Con el paso del tiempo, y con la creciente demanda de parte de los damnificados, se tomó la decisión de recibir más pacientes y construir un hospital de campaña para posibilitar el tratamiento de las lesiones graves que necesitan ayuda inmediata y que de otra manera, no podrían sobrevivir hasta la hora de ser evacuados a hospitales civiles.
Desde un punto de vista médico, los soldados de las FDI se enfrentan a pacientes que no saben nada de su historial de salud ni de cómo fue que resultaron heridos. Evidentemente no existe ningún tipo cooperación entre los servicios médicos de ambos países. Sin embargo, sucede que pacientes regresan a la frontera con Israel luego de haber sido atendidos por médicos sirios, llevando consigo una constante de la atención recibida en Siria y hasta indicaciones y prescripciones para su seguimiento. Estos, escritos en árabe o en inglés, son a veces la única “cooperación” entre los dos países que buscan proporcionar el mejor servicio posible al paciente desde Siria hasta su tratamiento en Israel.

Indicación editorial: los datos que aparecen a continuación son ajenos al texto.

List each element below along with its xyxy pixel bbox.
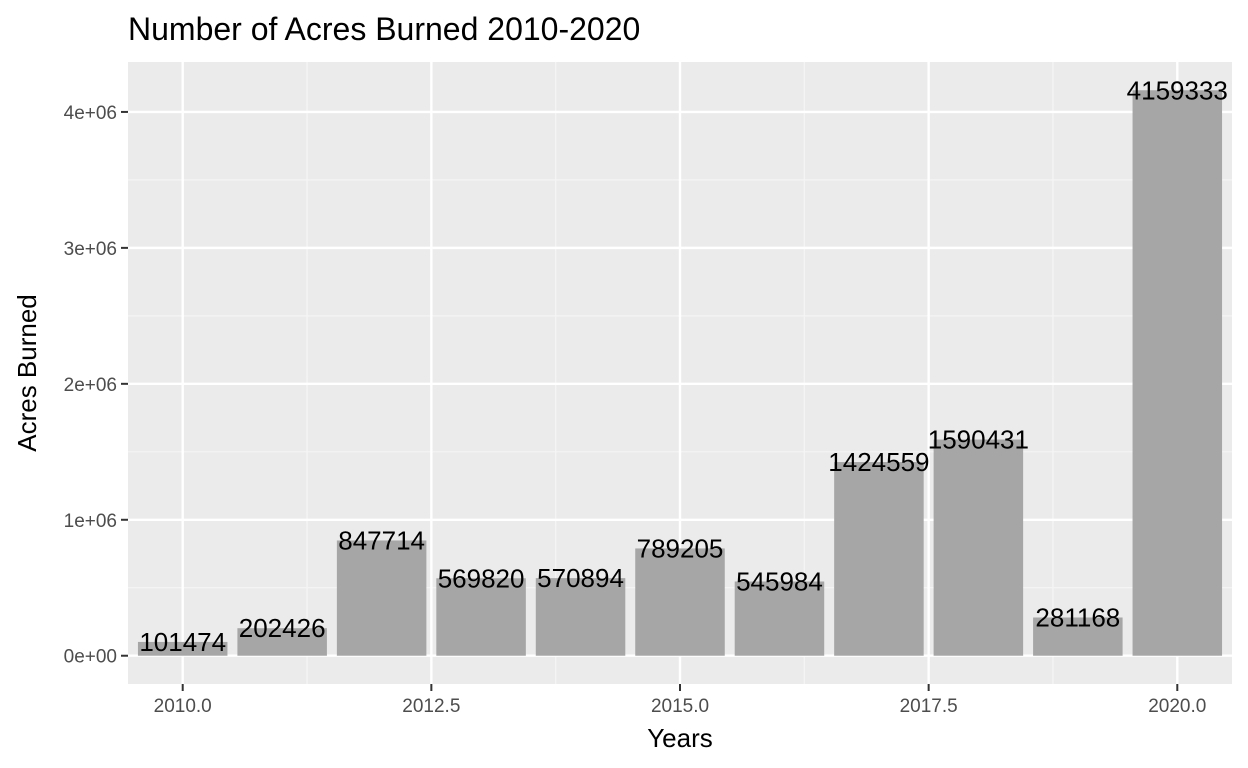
bar (535, 578, 626, 656)
bars (137, 90, 1223, 656)
data-label: 101474 (139, 627, 226, 657)
data-label: 569820 (438, 563, 525, 593)
data-label: 847714 (338, 525, 425, 555)
bar (734, 581, 825, 656)
y-tick-label: 0e+00 (64, 647, 117, 668)
x-axis: 2010.0 2012.5 2015.0 2017.5 2020.0 (154, 684, 1206, 717)
y-axis-title: Acres Burned (12, 294, 42, 452)
bar (436, 578, 526, 656)
bar (336, 540, 427, 656)
x-tick-label: 2012.5 (402, 696, 460, 717)
data-label: 1424559 (828, 447, 929, 477)
data-label: 4159333 (1127, 75, 1228, 105)
data-label: 570894 (537, 563, 624, 593)
data-label: 789205 (637, 533, 724, 563)
data-label: 202426 (239, 613, 326, 643)
data-labels: 101474 202426 847714 569820 570894 789205 5459… (139, 75, 1228, 657)
y-tick-label: 3e+06 (64, 239, 117, 260)
bar (237, 628, 327, 656)
bar (137, 641, 228, 656)
x-tick-label: 2010.0 (154, 696, 212, 717)
x-tick-label: 2017.5 (900, 696, 958, 717)
x-axis-title: Years (647, 723, 713, 753)
y-tick-label: 1e+06 (64, 511, 117, 532)
x-tick-label: 2020.0 (1148, 696, 1206, 717)
data-label: 281168 (1035, 603, 1120, 633)
major-gridlines (128, 62, 1232, 684)
bar (1033, 617, 1123, 656)
x-tick-label: 2015.0 (651, 696, 709, 717)
bar (635, 548, 725, 656)
y-axis: 0e+00 1e+06 2e+06 3e+06 4e+06 (64, 103, 128, 668)
bar (834, 462, 924, 656)
bar (1132, 90, 1223, 656)
bar (933, 439, 1024, 656)
data-label: 1590431 (928, 425, 1029, 455)
y-tick-label: 4e+06 (64, 103, 117, 124)
data-label: 545984 (736, 567, 823, 597)
chart-title: Number of Acres Burned 2010-2020 (128, 11, 640, 47)
y-tick-label: 2e+06 (64, 375, 117, 396)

El Coronel Bader asegura que “El pueblo sirio ahora confía en nosotros. Durante el primer mes, les resultaba extraño venir a Israel, hoy en día, ya no es el caso”. Con el fin de ayudar plenamente, los pacientes deben firmar un documento en árabe y en inglés que permita al ejército israelí tratar con ellos. Todo se hace con el objetivo de aclarar que las heridas no fueron causadas en Israel.

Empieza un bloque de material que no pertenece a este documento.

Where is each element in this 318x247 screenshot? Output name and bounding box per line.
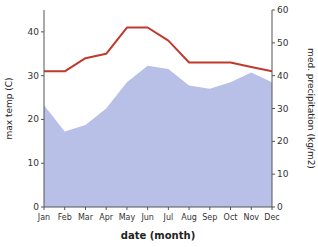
- x-tick-label: Feb: [58, 213, 72, 222]
- y-axis-line: [44, 10, 45, 207]
- y-tick-label: 10: [28, 158, 40, 168]
- x-tick-label: Jan: [37, 213, 50, 222]
- x-tick: [272, 207, 273, 210]
- y-tick: [41, 119, 44, 120]
- y2-tick: [272, 108, 275, 109]
- precip-area: [44, 66, 272, 207]
- y-tick: [41, 75, 44, 76]
- x-tick: [64, 207, 65, 210]
- x-tick-label: Apr: [99, 213, 114, 222]
- x-tick-label: Oct: [224, 213, 238, 222]
- y2-tick-label: 60: [277, 5, 289, 15]
- x-tick-label: Aug: [181, 213, 197, 222]
- y2-axis-title: med. precipitation (kg/m2): [306, 48, 316, 169]
- x-tick: [168, 207, 169, 210]
- x-tick: [106, 207, 107, 210]
- y2-tick: [272, 10, 275, 11]
- y2-tick-label: 20: [277, 136, 289, 146]
- plot-data: [44, 28, 272, 207]
- x-tick: [189, 207, 190, 210]
- x-tick-label: May: [119, 213, 136, 222]
- x-tick: [251, 207, 252, 210]
- y2-tick-label: 0: [277, 202, 283, 212]
- x-tick: [147, 207, 148, 210]
- y-tick-label: 40: [28, 27, 40, 37]
- y-tick: [41, 31, 44, 32]
- x-tick-label: Jul: [163, 213, 174, 222]
- y-axis-title: max temp (C): [4, 77, 14, 139]
- x-tick-label: Sep: [202, 213, 217, 222]
- x-tick: [85, 207, 86, 210]
- y2-tick-label: 10: [277, 169, 289, 179]
- y2-tick: [272, 141, 275, 142]
- y2-tick-label: 50: [277, 38, 289, 48]
- x-axis-title: date (month): [121, 230, 195, 241]
- y2-tick: [272, 42, 275, 43]
- x-tick-label: Jun: [140, 213, 154, 222]
- x-tick-label: Dec: [264, 213, 279, 222]
- x-tick-label: Mar: [78, 213, 94, 222]
- y-tick-label: 0: [33, 202, 39, 212]
- y2-tick: [272, 75, 275, 76]
- y-tick-label: 20: [28, 114, 40, 124]
- x-axis-line: [44, 207, 272, 208]
- y-tick-label: 30: [28, 71, 40, 81]
- temp-line: [44, 28, 272, 72]
- y-tick: [41, 163, 44, 164]
- y2-tick: [272, 174, 275, 175]
- x-tick: [126, 207, 127, 210]
- x-tick: [209, 207, 210, 210]
- y2-tick-label: 30: [277, 104, 289, 114]
- x-tick: [44, 207, 45, 210]
- y2-tick-label: 40: [277, 71, 289, 81]
- chart: 0 10 20 30 40 0 10 20 30 40 50 60 Jan Feb Mar Apr May Jun…: [0, 0, 318, 247]
- x-tick-label: Nov: [243, 213, 259, 222]
- x-tick: [230, 207, 231, 210]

Lamentablemente el riesgo para éstos pacientes no termina cuando finaliza su tratamiento en Israel; al regresar a Siria, ellos deben borrar toda evidencia de haber sido auxiliados por el Estado judío, ya que esto puede suponer un gran peligro para sus vidas.
Noga Erez, es una de los soldados paramédicos que realizan su servicio en las FDI y salva vidas en la frontera norte. Hoy nos comparte sus experiencias en el campo.
La situación en el otro lado de la frontera es inestable, y el ejército israelí tiene dificultades para predecir las necesidades futuras que puedan surgir. Pero sin duda, continuaremos prestando asistencia mientras podamos.
El hospital de campaña se encuentra situado muy cerca de la frontera, por lo que es un potencial objetivo para los sirios que quieran explotar el caos en el país y atacar a Israel. Tanto nuestros soldados, como la infraestructura se ven constantemente amenazados por disparos o misiles provenientes del otro lado de la frontera. Sin embargo, este es un riesgo que el ejército israelí decidió tomar con el objetivo de auxiliar a aquellos que buscan ayuda.